Management by Chameleon
Management by Chameleon
When I first became a manager, back in the MovieFone days, I had the good fortune to have an extreme case of “first time manager”– I went from managing nobody to managing 1 person to managing something like 20 people inside 6 months. As a result, I feel like I learned a couple lessons more quickly than I might otherwise have learned them. One was around micromanagement and delegation. When I went from 0 to 1 direct report, I micromanaged (I still feel bad about that, Alissa). But when I went from 1 to 20, I just couldn’t micromanage any more, and I couldn’t do it all myself. I had to learn how to delegate, though I’m sure I was clumsy at it at first.
The larger lesson I learned when I went from 1 direct report to 5 (each of whom had a team underneath her) is that different people and different teams require different management styles and approaches. This is what I call management by chameleon. As a chameleon has the same body but shows it differently as situations warrant, you can have a consistent management philosophy but show it differently when you are with different direct reports or teams.
On my original team at MovieFone, I had one person who was incredibly quantitative and detail/process oriented and who indirectly managed a lot of products and processes outside our group. I had another who was a complete newbie to the company and to an operating role (she was a former management consultant) with a large number of entry level employees in the field. I had another who was an insanely creative insomniac trying to blaze new trails and create editorial content inside a technology company. A fourth was a very broad thinking generalist, one of those great corporate athletes, who managed whatever fell between the cracks. And the last was a commercial banker turning herself into a relationship management specialist working with an unorthodox business model and partners who half the time felt threatened by us.

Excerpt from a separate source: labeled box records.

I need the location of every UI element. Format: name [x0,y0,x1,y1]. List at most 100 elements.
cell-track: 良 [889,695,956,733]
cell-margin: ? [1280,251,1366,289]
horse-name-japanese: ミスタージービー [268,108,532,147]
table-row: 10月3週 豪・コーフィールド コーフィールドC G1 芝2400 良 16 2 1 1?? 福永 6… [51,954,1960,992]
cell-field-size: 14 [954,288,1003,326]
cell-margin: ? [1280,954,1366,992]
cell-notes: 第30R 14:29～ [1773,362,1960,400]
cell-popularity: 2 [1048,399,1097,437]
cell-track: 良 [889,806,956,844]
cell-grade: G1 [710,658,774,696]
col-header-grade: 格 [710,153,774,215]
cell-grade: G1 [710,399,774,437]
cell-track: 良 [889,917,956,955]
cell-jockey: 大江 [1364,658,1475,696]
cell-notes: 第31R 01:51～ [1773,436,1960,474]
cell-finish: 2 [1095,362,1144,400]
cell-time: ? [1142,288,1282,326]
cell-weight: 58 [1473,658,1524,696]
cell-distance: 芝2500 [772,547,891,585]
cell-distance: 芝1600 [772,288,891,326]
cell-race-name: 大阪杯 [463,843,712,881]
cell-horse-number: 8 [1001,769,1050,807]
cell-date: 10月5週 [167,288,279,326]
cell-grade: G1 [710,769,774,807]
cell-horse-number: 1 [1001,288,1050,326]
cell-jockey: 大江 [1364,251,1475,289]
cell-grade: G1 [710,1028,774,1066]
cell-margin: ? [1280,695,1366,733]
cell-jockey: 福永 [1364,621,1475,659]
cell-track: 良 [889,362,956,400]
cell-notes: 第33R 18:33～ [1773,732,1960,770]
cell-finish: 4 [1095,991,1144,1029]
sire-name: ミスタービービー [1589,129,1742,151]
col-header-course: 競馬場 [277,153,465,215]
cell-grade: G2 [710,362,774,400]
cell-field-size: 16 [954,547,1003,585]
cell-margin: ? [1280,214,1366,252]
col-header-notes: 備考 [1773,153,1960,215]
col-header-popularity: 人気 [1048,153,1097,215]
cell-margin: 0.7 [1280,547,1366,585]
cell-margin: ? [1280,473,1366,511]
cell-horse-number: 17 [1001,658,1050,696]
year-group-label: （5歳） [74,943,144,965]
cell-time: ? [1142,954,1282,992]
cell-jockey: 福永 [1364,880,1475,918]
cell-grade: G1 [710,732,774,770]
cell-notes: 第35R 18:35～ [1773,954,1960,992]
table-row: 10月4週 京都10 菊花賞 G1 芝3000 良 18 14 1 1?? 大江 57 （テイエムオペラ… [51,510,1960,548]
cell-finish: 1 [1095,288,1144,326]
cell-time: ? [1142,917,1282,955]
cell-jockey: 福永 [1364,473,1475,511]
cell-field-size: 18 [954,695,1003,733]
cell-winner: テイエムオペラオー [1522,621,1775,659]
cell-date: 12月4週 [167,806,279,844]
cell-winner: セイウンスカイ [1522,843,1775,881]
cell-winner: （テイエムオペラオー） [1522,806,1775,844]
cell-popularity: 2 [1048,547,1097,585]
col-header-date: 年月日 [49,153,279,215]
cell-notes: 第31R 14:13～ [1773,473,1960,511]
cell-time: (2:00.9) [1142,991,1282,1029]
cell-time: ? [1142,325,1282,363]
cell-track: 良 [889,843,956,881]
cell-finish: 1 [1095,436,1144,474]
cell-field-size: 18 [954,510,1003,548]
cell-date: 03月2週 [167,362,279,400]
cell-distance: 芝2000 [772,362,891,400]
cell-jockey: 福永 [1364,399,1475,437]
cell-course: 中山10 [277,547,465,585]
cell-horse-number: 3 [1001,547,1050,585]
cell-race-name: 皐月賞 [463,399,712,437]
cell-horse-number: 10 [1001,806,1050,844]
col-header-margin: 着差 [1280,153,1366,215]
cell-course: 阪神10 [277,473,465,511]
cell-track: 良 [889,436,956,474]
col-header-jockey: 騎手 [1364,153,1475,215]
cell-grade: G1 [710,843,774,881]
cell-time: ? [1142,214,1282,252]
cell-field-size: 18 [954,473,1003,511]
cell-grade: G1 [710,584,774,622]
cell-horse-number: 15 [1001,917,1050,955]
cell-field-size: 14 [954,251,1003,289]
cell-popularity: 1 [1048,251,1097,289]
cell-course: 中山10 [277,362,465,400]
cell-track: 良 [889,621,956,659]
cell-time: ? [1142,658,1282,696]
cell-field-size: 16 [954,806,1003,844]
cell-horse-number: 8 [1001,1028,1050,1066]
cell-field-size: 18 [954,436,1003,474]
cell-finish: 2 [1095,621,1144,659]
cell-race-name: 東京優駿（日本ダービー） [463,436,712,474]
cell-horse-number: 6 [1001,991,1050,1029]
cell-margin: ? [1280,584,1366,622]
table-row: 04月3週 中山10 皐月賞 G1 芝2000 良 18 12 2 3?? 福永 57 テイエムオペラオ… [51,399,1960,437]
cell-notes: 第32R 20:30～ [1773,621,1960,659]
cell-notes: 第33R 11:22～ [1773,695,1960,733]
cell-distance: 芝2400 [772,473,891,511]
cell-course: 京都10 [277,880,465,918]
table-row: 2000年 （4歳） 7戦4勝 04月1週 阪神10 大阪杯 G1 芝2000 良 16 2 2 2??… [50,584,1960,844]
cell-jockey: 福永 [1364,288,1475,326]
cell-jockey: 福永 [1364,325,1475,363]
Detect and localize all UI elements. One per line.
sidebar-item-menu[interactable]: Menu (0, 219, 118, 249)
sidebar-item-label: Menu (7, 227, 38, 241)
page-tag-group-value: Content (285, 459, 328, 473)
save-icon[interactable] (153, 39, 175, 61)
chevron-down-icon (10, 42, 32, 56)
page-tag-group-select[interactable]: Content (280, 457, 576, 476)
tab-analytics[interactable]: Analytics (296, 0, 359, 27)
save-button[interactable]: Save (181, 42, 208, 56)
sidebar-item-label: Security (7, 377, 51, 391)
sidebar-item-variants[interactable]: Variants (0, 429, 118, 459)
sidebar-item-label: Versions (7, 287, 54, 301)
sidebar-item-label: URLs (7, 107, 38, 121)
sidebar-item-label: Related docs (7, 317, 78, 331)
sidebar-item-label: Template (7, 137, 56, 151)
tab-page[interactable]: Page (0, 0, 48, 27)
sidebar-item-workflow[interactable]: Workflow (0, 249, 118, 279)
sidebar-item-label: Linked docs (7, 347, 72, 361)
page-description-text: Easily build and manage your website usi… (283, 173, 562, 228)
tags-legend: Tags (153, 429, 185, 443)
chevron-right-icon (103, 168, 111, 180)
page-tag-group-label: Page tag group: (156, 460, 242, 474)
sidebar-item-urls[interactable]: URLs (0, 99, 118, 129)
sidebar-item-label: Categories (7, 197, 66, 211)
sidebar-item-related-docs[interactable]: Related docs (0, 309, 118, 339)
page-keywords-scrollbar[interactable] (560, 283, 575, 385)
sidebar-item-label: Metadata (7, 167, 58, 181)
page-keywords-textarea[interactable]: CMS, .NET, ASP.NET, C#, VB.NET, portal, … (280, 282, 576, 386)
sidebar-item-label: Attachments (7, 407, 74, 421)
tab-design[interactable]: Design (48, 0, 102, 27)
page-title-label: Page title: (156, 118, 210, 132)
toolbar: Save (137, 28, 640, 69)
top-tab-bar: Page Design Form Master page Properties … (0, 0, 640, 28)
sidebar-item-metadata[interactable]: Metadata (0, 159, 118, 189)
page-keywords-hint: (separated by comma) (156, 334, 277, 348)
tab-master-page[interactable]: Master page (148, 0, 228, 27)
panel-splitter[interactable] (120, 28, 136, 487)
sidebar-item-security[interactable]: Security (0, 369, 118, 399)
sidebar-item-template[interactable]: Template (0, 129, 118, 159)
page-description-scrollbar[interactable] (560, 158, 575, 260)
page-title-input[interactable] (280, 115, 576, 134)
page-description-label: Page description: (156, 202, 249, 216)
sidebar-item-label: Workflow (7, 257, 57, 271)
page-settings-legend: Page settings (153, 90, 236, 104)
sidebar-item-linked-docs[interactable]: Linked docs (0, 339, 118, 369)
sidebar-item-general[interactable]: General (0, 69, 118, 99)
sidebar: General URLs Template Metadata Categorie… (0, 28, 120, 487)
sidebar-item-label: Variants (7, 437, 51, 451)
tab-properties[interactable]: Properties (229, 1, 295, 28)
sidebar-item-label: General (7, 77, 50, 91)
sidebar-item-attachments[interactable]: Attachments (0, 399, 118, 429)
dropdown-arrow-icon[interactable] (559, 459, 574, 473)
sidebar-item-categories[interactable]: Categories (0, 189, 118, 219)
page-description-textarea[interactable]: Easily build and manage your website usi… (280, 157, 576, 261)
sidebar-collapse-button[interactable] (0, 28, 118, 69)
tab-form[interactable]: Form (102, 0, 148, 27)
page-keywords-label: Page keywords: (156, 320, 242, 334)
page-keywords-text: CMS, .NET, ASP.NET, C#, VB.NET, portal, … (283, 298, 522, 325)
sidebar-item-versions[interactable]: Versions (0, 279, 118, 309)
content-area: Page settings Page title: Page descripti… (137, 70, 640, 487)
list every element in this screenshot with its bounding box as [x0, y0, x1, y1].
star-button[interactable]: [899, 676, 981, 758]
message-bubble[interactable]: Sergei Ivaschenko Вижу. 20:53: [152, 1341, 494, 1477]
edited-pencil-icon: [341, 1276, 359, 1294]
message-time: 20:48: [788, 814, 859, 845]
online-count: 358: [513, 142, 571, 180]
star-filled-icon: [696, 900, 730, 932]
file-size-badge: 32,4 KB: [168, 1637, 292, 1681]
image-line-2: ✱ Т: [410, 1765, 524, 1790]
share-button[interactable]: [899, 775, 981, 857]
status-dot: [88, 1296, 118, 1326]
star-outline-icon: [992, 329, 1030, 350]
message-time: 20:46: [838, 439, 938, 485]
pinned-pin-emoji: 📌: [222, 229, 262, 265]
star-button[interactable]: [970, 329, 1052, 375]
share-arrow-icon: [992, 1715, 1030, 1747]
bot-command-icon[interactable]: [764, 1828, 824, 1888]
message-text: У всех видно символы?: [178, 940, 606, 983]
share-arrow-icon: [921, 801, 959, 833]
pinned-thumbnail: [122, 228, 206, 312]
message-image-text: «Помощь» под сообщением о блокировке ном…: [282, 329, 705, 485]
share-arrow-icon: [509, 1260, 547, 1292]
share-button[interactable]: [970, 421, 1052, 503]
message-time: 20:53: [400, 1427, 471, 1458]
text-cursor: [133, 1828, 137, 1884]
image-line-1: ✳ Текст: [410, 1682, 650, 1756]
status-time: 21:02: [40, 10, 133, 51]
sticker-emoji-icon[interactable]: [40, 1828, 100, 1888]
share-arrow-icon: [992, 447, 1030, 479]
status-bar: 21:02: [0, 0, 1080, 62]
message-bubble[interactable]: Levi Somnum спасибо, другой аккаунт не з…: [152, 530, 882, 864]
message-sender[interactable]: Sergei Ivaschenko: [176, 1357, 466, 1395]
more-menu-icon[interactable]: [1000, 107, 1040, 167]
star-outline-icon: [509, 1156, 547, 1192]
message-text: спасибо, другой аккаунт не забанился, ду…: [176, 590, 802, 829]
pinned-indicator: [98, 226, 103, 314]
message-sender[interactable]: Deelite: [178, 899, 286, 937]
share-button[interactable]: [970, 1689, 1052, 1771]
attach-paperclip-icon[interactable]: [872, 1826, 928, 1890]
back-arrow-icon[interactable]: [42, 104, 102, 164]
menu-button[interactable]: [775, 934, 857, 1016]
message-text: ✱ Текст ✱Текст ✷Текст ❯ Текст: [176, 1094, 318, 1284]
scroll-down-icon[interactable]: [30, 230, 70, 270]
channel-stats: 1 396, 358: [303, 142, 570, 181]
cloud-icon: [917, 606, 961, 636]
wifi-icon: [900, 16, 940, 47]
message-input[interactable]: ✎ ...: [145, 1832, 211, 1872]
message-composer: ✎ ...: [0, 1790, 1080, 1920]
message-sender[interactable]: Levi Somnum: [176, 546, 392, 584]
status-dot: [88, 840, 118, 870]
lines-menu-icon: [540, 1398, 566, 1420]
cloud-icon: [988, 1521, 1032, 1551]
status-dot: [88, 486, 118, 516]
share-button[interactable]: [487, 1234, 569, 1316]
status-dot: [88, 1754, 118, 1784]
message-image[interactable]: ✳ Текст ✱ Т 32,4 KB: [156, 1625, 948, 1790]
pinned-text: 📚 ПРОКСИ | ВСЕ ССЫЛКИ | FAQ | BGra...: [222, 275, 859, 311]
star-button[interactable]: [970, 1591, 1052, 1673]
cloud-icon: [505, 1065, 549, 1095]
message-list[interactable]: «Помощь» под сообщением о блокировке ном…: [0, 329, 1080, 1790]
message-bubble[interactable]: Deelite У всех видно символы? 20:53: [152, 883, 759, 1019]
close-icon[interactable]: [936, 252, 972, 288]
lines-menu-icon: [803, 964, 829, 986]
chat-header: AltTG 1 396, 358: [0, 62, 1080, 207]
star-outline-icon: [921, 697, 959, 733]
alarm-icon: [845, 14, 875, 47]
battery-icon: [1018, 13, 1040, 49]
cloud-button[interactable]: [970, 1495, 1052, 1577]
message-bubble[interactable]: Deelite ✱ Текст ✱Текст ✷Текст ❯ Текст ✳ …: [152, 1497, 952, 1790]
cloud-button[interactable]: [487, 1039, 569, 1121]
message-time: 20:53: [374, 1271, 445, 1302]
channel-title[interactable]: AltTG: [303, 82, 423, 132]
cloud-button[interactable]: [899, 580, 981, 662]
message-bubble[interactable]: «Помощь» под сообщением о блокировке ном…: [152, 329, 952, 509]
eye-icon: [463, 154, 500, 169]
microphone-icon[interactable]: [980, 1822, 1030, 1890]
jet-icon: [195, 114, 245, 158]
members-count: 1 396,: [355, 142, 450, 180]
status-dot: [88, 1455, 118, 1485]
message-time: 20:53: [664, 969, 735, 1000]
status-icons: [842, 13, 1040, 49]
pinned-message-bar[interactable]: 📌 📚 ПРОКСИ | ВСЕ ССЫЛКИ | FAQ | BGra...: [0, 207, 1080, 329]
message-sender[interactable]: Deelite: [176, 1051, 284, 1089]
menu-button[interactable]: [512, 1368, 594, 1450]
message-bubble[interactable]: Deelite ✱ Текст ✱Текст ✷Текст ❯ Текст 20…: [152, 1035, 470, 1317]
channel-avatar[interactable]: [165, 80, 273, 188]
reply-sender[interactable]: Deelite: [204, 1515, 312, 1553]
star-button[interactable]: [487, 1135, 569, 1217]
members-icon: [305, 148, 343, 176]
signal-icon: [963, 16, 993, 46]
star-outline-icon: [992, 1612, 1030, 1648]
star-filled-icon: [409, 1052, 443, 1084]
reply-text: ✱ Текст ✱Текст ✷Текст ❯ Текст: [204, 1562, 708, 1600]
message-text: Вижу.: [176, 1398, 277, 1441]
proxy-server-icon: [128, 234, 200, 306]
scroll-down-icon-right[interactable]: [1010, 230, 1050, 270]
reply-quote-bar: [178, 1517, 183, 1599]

In short, I had five incredibly different people to manage with five incredibly different functions and team types/employees under them.
And I learned over time — I like to think I learned it in a hurry, but I’m sure it took a couple of years, and I’m probably still working on it — that trying to manage those people and the second-level identically was counterproductive. A small example: 8 a.m. meetings for the insomniac never worked well. A bigger example: diving into strategic topics with the former consultant who just joined the team and had never managed anyone before was a little bit of focusing on the forest and forgetting about the trees.
At the end of the day, you are who you are as a manager. You are hard-charging, you are great at developing individuals, you seek consensus. But how you show these traits to your team, and how you get your team to do the work you need them to do, can differ greatly person by person.